Çerkes sürgünü, 19. yüzyılın ortalarında Rus İmparatorluğu tarafından gerçekleştirilen ve Çerkes halkının Kafkasya'dan sürgün edilmesini kapsayan bir dönemi ifade eder.

Rus İmparatorluğu, Kafkasya'da kontrolü sağlamak amacıyla bir dizi askeri operasyon düzenledi. Bu operasyonlar sırasında, özellikle 21 Mayıs 1864'te son direniş merkezlerinin düşmesiyle birlikte, binlerce Çerkes öldürüldü ve milyonlarca Çerkes sürgün edildi. Çerkesler, Anadolu'ya, Suriye'ye, Ürdün'e ve diğer Orta Doğu ülkelerine zorla yerleştirildi.

Çerkes sürgünü, Çerkes Soykırımı olarak da bilinir. Bu süreçte, Çerkes halkı topraklarından sürüldü ve sürgün edildi. Sürgün sırasında birçok Çerkes hayatını kaybetti ve büyük bir insani trajedi yaşandı. Sürgün,  kültürel bir soykırım olarak kabul edilir. Çerkeslerin sürgün edilmesi, kültürel kimliklerinin büyük ölçüde yok olmasına ve halkın derin bir travma yaşamasına yol açtı.

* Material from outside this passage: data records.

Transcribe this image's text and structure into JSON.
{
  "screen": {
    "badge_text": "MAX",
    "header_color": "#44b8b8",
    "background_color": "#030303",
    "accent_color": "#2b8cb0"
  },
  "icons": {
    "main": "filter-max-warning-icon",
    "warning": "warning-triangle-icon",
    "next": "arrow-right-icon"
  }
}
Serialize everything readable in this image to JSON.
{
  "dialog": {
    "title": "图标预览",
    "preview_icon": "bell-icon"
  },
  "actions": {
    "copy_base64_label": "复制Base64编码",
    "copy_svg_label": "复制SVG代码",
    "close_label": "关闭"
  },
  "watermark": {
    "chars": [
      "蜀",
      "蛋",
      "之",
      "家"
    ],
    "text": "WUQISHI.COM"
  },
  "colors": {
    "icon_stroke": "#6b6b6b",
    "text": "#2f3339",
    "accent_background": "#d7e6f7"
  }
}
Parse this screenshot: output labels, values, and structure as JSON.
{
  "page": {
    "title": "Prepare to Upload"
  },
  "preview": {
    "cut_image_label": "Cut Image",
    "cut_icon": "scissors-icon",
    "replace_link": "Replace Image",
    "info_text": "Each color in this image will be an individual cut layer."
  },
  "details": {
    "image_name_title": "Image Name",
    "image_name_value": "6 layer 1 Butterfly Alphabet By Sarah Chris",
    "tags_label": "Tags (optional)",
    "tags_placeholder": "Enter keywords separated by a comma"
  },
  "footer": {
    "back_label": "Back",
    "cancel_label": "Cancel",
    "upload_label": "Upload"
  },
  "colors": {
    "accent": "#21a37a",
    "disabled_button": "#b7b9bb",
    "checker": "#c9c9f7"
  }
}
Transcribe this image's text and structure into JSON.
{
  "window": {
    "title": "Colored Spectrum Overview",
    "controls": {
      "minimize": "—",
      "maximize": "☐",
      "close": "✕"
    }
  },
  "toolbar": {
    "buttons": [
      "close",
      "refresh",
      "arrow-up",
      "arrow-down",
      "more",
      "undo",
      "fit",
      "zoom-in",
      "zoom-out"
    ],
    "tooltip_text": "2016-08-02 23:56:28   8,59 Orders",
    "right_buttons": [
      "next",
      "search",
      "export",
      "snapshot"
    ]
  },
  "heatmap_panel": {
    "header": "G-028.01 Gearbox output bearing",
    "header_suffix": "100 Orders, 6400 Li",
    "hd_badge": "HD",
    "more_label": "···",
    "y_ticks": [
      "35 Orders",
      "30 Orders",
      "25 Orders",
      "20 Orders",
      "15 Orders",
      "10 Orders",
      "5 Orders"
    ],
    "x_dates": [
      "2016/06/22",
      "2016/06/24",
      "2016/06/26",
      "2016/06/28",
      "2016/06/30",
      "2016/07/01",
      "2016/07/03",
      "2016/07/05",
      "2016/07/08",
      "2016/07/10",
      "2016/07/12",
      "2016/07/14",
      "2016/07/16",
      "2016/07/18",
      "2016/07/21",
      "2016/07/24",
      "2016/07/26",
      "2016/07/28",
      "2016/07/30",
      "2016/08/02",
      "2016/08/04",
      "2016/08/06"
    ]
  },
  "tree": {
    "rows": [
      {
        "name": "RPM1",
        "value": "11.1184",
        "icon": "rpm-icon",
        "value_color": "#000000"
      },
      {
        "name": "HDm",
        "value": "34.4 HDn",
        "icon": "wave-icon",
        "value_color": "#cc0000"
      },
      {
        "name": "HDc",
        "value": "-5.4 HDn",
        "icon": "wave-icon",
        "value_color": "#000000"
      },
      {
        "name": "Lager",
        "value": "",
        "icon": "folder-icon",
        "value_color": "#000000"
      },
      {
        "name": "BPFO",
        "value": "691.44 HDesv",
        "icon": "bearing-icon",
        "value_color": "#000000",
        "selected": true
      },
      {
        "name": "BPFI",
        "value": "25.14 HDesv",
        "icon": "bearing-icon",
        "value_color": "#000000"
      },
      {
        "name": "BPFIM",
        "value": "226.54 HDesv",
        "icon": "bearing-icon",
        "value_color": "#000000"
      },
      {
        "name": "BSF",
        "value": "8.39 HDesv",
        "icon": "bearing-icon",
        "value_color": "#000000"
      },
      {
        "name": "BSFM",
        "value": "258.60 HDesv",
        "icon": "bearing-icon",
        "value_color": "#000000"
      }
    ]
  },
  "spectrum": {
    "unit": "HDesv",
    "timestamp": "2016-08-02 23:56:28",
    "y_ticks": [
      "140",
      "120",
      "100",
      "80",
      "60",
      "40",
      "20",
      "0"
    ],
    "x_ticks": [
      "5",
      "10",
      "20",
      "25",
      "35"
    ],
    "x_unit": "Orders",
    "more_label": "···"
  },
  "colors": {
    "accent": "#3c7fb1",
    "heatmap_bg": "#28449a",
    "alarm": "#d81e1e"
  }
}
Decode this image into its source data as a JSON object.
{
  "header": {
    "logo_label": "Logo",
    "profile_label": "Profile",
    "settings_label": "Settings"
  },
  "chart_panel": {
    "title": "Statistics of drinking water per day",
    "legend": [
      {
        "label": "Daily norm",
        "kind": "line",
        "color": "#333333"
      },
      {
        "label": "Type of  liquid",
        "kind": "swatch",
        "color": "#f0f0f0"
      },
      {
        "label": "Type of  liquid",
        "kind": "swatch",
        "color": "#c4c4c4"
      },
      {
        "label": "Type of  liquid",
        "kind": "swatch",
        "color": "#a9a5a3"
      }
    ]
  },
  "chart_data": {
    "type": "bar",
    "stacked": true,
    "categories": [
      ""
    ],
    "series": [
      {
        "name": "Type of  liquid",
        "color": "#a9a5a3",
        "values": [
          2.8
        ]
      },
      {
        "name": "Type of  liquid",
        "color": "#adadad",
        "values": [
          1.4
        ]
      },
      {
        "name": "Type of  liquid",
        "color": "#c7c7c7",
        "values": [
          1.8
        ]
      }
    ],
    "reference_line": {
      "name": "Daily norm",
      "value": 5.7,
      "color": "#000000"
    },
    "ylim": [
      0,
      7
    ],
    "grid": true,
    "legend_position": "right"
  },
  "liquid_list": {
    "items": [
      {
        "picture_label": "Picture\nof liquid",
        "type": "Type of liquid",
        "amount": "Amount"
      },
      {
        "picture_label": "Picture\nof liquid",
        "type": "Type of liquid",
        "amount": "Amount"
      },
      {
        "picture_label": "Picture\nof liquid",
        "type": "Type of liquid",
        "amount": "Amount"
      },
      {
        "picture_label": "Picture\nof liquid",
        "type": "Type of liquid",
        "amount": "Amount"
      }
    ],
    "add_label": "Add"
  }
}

Çerkes sürgünü, uluslararası alanda genellikle az bilinen ve tanınmayan bir tarihsel olaydır. Ancak bazı ülkelerde ve Çerkes diasporası arasında sürgünün tanınması ve hatırlanması için çaba gösterilmektedir. Sürgünün tanınması, tarihî adaletin sağlanması, soykırıma uğrayan halkların haklarının korunması ve benzer trajedilerin tekrarlanmasının önlenmesi açısından önem taşır.